Notes from the Editor's Desk -- 12/11/20-12/14/20
A theater that finds its natural language in groveling is an institution incapable of creating either value or meaning. That a theater for whom the impossible effort is indispensable, a theater that gestures towards a people’s mythic, religious and metaphysical impulse, would fare no better under financial circumstances as they are at present is of no importance. Such a theater does not as yet exist in Chicago and so cannot be mourned. This tendency of theaters and their managers to seek reprieve and perpetuate their operations, not thinking, or not daring, to consider what the cultural capacity of a society’s stages can be, is blameless. These institutions can do no more than stand at the end of the public’s attempt to placate their unease with open hands. Lacking in dynamism, they cannot ponder their present crisis, knowing that to do so would create scandal, nor question if they merely assuage the guilt wrought by costs that society may be unable to burden without disaster. A writer’s contempt for the inadequacy of theaters has abated none in light of the present crisis; but it is clear that the writer’s work, if it marks him as the embodiment of the American spirit Whitman and Emerson shared in, is where what is lost is to be constituted new. Make no mistake, it is in the looming spiritual crisis, the one all policy and actuary ignores, where we must learn of charity.
While the specific case of theater offers a study in mediocrity, the loss of independent livelihoods, and the ensuing acceleration of corporate homogeneity and the distraction economy, and the erosion of the public square, should not be treated lightly. Direct experience has shown me that the theaters were sick long before the pandemic. They extended the petty educations of their administrators by way of petty work in arts administration. They operated as an industry without a product. They sought the perpetuation of their operations at the expense of the acolyte and made no effort to develop talents. In this sense, their station at the receiving end of good will is a danger, because it keeps a people from realizing where lies the bureaucrat, where the artist.

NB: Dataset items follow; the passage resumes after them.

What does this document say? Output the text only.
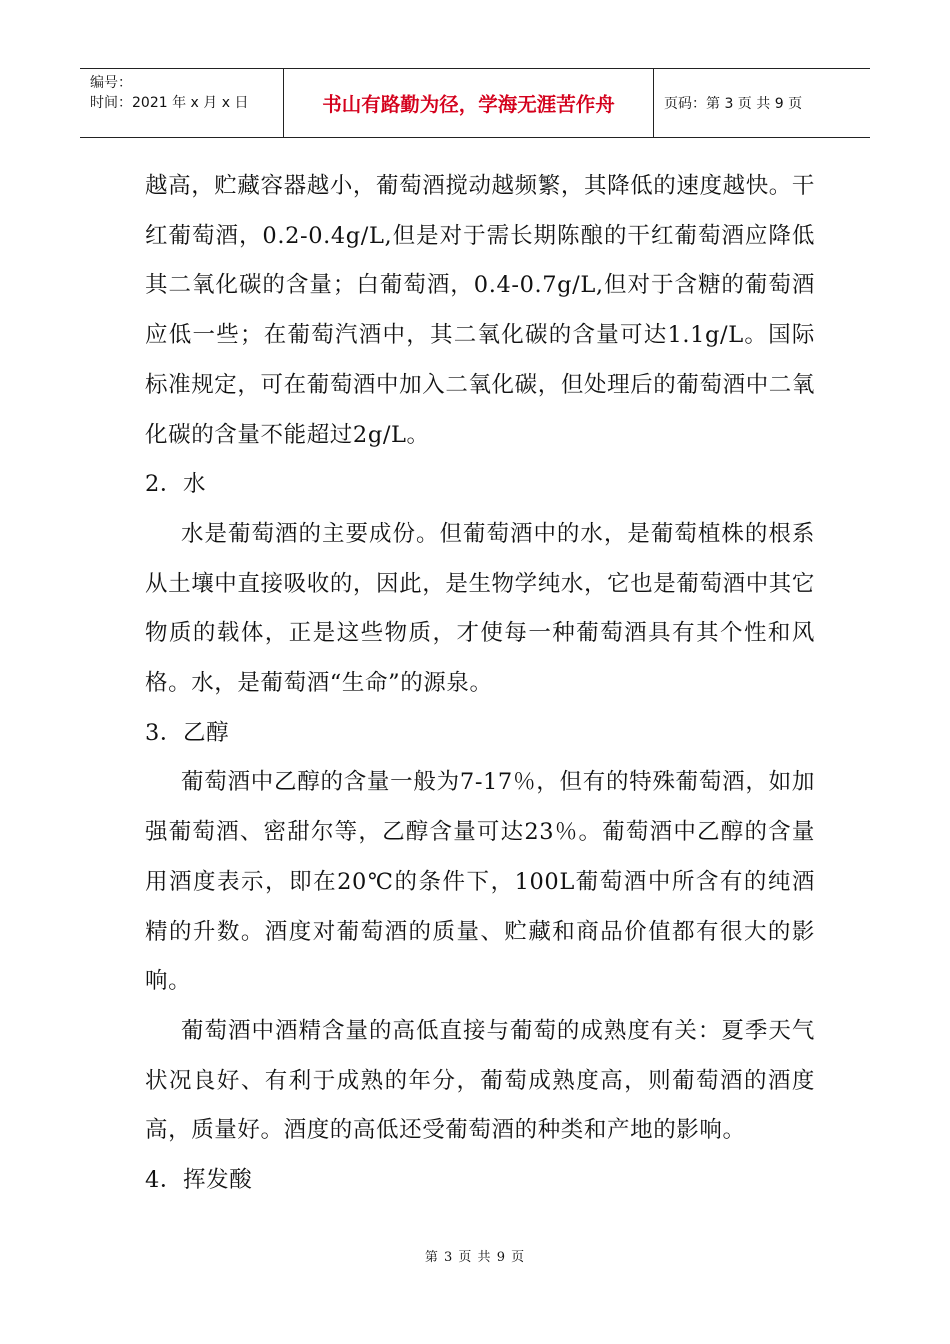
编号：
时间：2021 年 x 月 x 日	书山有路勤为径，学海无涯苦作舟	页码：第 3 页 共 9 页

越高，贮藏容器越小，葡萄酒搅动越频繁，其降低的速度越快。干红葡萄酒，0.2-0.4g/L,但是对于需长期陈酿的干红葡萄酒应降低其二氧化碳的含量；白葡萄酒，0.4-0.7g/L,但对于含糖的葡萄酒应低一些；在葡萄汽酒中，其二氧化碳的含量可达1.1g/L。国际标准规定，可在葡萄酒中加入二氧化碳，但处理后的葡萄酒中二氧化碳的含量不能超过2g/L。

2．水

水是葡萄酒的主要成份。但葡萄酒中的水，是葡萄植株的根系从土壤中直接吸收的，因此，是生物学纯水，它也是葡萄酒中其它物质的载体，正是这些物质，才使每一种葡萄酒具有其个性和风格。水，是葡萄酒“生命”的源泉。

3．乙醇

葡萄酒中乙醇的含量一般为7-17％，但有的特殊葡萄酒，如加强葡萄酒、密甜尔等，乙醇含量可达23％。葡萄酒中乙醇的含量用酒度表示，即在20℃的条件下，100L葡萄酒中所含有的纯酒精的升数。酒度对葡萄酒的质量、贮藏和商品价值都有很大的影响。

葡萄酒中酒精含量的高低直接与葡萄的成熟度有关：夏季天气状况良好、有利于成熟的年分，葡萄成熟度高，则葡萄酒的酒度高，质量好。酒度的高低还受葡萄酒的种类和产地的影响。

4．挥发酸

第 3 页 共 9 页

Crisis may provide clarity in the end. The writer is, for now, on equal footing with the brick and mortar establishment. This is only a new state of affairs for one of these two parties. Although it will be incumbent upon writers to realize in their work the reconstitution of the American sublime, what should, perhaps, be expected of theater managers and owners are a few basic principles of operation. Without the writer, and therefore without a clear concept of purpose, the operations will tend to grow reliably confused. Before the pandemic, theaters evinced a great waste, which is when nested capacities, for organization and orderliness, fail to produce meaningful levels of emergence. A structure that can no longer accomplish the ends for which it was once constructed is a ruin. GM famously overhauled its principles of production only as a matter of deathbed conversion. What GM was, and what the theaters of which I treat are, is similarly turgid. The unintended irony of calling the Den the WeWork of theater, as a local news service did last year, should lend credence to my assertions. What was being used to make ends meet before the pandemic will not prove viable in the economic recession that lies ahead. A product that is suited to the grandeur of such theaters as the Atheneum’s main stage will be required. The live podcasts offered in these spaces when the podcasts had the funds to produce a live episode, however cheaply, which was provided by their advertisers, who will likely be cutting their marketing budgets, for an audience that could spend money on the extravagance of a mostly free medium, may appear a ludicrous state of affairs in the coming years. That which once was a matter of managerial malaise may become something greater. I imagine it may mean a movement to embrace life’s singularity through literature will commence in earnest and write with those ends in mind.